Let’s investigate this possibility. We will use the combn()
function to find all possible combinations of assigning individuals to the treatment group, with the rest going to the control group. combn(vec, n)
will find all ways to choose n
elements from vec
, storing the result in a matrix with each column representing one possible combination. We will assume that we will be pooling the control and treatment groups into a single vector with 8 elements.
# Find all ways to choose the four indices that will represent a new random
# assignment to the treatment group. This is all we need to know to
# determine who is assigned to both control and treatment.
assn <- combn(1:(length(control) + length(treatment)), 4)
# Look at the result
assn[, 1:4]
## [,1] [,2] [,3] [,4]
## [1,] 1 1 1 1
## [2,] 2 2 2 2
## [3,] 3 3 3 3
## [4,] 4 5 6 7
# How many combinations are possible?
ncol(assn)
## [1] 70
Now, let’s actually investigate the difference and determine if it is “large”.

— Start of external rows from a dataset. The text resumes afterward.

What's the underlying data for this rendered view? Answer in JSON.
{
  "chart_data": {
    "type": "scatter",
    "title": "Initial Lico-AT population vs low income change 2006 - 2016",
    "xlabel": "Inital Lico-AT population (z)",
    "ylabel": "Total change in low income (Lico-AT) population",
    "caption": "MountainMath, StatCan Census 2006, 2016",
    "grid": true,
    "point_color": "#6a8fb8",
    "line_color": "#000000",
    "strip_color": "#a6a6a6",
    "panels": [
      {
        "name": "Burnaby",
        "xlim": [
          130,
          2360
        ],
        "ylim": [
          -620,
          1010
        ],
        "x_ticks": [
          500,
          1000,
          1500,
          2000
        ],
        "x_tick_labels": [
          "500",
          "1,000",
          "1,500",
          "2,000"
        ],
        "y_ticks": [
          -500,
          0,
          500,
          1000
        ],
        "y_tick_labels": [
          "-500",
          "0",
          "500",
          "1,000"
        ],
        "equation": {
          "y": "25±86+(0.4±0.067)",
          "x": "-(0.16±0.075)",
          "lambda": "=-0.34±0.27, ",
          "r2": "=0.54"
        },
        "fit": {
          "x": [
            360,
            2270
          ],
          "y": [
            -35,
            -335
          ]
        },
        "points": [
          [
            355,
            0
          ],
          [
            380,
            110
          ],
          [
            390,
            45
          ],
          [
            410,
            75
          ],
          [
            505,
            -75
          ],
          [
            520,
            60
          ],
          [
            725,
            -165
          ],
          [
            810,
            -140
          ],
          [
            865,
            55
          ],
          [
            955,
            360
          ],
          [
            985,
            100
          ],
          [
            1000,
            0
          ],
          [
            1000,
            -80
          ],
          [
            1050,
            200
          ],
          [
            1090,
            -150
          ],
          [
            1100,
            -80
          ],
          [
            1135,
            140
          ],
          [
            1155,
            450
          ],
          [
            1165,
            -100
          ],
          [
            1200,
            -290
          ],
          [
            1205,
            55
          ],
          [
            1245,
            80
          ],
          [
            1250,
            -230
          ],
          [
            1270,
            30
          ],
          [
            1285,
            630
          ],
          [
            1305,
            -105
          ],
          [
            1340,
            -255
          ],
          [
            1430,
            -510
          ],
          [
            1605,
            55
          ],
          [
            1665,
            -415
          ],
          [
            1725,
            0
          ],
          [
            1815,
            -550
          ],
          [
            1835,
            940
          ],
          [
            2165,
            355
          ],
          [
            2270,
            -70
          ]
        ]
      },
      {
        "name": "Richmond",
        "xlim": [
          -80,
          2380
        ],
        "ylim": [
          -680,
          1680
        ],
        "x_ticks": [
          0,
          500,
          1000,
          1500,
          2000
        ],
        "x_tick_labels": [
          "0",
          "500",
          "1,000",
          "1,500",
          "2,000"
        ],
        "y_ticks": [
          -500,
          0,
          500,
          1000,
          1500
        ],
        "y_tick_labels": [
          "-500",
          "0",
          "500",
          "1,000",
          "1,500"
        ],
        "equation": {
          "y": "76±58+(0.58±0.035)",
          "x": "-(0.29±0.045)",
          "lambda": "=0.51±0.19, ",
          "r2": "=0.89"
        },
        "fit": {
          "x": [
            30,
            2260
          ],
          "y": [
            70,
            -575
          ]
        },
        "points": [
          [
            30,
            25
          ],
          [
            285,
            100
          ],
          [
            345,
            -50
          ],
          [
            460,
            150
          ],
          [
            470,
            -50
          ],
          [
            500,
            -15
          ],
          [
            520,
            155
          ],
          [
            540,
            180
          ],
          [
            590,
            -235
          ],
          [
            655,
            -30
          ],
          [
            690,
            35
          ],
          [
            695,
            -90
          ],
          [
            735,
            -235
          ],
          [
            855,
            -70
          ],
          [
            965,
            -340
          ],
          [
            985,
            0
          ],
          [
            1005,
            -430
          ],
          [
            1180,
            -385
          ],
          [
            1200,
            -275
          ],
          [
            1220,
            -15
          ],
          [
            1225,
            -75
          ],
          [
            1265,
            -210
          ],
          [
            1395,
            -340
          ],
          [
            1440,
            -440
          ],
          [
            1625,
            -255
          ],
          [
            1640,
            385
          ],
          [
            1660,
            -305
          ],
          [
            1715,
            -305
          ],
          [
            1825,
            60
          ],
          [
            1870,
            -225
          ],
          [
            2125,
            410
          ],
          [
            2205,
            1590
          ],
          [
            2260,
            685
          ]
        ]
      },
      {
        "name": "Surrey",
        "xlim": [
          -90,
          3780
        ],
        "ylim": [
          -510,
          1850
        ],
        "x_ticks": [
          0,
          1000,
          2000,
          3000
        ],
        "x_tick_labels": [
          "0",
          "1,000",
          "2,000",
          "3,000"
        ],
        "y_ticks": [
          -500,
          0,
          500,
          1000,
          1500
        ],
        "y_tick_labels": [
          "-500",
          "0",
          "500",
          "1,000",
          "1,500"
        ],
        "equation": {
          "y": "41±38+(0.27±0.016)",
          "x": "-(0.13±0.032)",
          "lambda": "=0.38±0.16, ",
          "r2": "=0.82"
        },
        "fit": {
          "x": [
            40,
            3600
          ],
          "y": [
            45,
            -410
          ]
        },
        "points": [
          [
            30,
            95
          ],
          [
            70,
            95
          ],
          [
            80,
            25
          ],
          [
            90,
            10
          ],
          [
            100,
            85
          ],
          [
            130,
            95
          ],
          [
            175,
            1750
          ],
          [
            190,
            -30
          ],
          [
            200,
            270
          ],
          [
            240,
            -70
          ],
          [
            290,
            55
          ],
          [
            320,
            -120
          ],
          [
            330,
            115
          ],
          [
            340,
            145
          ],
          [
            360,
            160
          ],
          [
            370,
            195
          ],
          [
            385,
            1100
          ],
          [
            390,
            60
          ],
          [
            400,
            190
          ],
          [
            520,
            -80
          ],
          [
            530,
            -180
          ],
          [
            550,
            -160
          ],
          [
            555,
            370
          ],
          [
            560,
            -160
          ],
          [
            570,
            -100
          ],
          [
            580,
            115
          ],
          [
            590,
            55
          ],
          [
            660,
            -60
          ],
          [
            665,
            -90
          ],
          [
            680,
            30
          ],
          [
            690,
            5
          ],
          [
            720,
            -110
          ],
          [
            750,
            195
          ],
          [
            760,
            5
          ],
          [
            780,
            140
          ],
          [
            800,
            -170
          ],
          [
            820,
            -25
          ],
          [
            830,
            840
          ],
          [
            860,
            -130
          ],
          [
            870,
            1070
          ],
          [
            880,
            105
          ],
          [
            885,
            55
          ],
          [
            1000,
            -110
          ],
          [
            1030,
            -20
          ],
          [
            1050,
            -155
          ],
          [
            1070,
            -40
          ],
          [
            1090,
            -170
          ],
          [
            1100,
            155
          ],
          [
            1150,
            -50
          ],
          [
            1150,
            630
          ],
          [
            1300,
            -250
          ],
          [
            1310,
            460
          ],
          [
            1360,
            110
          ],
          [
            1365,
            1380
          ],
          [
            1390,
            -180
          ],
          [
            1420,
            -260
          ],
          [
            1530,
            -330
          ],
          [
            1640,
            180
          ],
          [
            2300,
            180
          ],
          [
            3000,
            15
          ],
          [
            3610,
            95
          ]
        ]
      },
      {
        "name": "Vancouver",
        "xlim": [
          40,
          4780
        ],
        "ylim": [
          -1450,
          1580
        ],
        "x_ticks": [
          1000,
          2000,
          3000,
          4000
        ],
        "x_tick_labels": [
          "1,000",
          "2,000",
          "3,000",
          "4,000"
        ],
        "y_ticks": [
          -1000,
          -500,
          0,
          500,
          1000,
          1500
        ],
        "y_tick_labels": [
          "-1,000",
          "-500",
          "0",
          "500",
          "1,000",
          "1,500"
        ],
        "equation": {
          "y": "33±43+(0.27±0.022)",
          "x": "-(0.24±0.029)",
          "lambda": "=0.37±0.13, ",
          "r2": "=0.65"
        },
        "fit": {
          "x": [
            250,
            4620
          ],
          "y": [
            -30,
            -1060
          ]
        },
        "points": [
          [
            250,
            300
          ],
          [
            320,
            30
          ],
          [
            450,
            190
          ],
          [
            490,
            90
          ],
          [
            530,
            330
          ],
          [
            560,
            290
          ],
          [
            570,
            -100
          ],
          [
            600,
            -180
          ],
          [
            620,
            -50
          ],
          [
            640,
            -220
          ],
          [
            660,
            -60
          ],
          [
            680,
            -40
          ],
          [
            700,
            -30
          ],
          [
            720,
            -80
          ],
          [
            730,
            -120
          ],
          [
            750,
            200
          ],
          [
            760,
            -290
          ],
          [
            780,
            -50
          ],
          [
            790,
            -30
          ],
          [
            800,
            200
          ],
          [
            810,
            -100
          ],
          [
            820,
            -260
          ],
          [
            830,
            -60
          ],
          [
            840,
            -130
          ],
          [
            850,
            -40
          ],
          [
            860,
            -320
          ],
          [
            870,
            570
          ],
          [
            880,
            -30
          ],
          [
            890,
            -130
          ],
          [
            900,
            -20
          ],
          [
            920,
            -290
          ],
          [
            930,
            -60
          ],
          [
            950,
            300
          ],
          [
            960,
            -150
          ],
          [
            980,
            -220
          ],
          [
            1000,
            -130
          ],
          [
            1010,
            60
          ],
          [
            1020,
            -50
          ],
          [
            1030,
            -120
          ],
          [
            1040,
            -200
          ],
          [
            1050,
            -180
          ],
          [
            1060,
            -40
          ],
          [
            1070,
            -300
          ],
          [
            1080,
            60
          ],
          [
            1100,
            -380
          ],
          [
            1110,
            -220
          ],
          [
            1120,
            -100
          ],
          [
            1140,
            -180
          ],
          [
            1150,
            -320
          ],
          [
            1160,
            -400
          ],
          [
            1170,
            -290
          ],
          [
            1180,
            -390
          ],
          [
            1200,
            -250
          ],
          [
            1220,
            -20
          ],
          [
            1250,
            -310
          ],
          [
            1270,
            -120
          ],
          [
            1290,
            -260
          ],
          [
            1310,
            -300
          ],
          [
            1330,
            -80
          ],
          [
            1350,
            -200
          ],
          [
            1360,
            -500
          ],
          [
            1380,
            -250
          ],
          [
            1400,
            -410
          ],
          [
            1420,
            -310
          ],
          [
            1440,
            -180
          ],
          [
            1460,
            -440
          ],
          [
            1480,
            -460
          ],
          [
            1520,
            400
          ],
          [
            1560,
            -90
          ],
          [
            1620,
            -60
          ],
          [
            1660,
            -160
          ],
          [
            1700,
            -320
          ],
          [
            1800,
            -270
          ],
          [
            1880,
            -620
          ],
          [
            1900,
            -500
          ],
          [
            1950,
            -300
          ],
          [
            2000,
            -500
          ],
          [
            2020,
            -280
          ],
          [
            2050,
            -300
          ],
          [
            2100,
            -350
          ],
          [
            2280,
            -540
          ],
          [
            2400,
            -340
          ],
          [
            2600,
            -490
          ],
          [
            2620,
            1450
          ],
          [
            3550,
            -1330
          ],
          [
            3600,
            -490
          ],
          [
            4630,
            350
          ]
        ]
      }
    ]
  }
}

# Lump all data into a single vector
blood_pressure <- c(control, treatment)
blood_pressure
## [1] 124 155 120 116 120 108 132 112
# To demonstrate the idea of this analysis, let's consider just one new
# assignment of control and treatment, using the 4th column of assn. The new
# assignment is in ind.
ind <- assn[, 4]
# If blood_pressure[ind] is the treatment group, blood_pressure[-ind] is the
# control group.
blood_pressure[ind]
## [1] 124 155 120 132
blood_pressure[-ind]
## [1] 116 120 108 112
# What is the new difference?
mean(blood_pressure[ind]) - mean(blood_pressure[-ind])
## [1] 18.75
# Now, let's do this for all possible combinations, using apply
diffs <- apply(assn, 2, function(ind) {
mean(blood_pressure[ind]) - mean(blood_pressure[-ind])
})
Now we can decide how “unusual” our initial difference between treatment and control of -10.75 is. Since we are trying to determine if the treatment reduces blood pressure, we decide that if this particular assignment is unusually negative, there would be evidence that the treatment works. So we see how many assignments have means more negative than the one seen.
sum(diffs < mean(treatment) - mean(control))
## [1] 11
mean(diffs < mean(treatment) - mean(control))
## [1] 0.1571429
It seems that 0.16% of assigments to control and treatment result in differences more “extreme” than the one observed. This is not convincing evidence that the difference we saw reflects any significant effect from the new drug; there is too much noise in the data to reach such a conclusion.
Let’s consider another problem. In the ToothGrowth
data set, we can see the results of an experiment where different supplements were used to examine the tooth growth of guinea pigs. Is there a difference?
Let’s first see what the difference is.
# Find the means
supp_means <- aggregate(len ~ supp, data = ToothGrowth, mean)
supp_means
## supp len
## 1 OJ 20.66333
## 2 VC 16.96333
# The difference in means (VC - OJ)
diff(supp_means$len)
## [1] -3.7
There is a difference; it appears that the supplement VC
(vitamin C in absorbic acid) has smaller tooth growth than the supplement OJ
(orange juice). But is this evidence significant?
In this case, our earlier trick will not work. There are 60 observations in ToothGrowth
, 30 of which are for the group OJ
. This means that there are \({60 \choose 30} =\) choose(60, 30)
\(= 118,264,581,564,861,152\) possible random assignments to the two groups. R will surely choke on that much computation, so we must use a new approach.
Rather than examine all possible permutations, let’s randomly select permutations and see how often in our random sample we get results more extreme than what was observed. The principle is the same as what was done before, but it’s probabilistic rather than exhaustive.
# Let's randomly assign to VC supplement just once for proof of concept;
# each sample has 30 observations, so we will randomly select 30 to be the
# new VC group
ind <- sample(1:60, size = 30)
with(ToothGrowth, mean(len[ind]) - mean(len[-ind]))
## [1] 0.7066667
# We will now do this many times
sim_diffs <- replicate(2000, {
ind <- sample(1:60, size = 30)
with(ToothGrowth, mean(len[ind]) - mean(len[-ind]))
})
# Proportion with bigger difference
mean(sim_diffs < diff(supp_means$len))
## [1] 0.0325
3.25% of means are “more extreme” than what was observed, which seems convincing evidence that VC
is, on average, less than OJ
.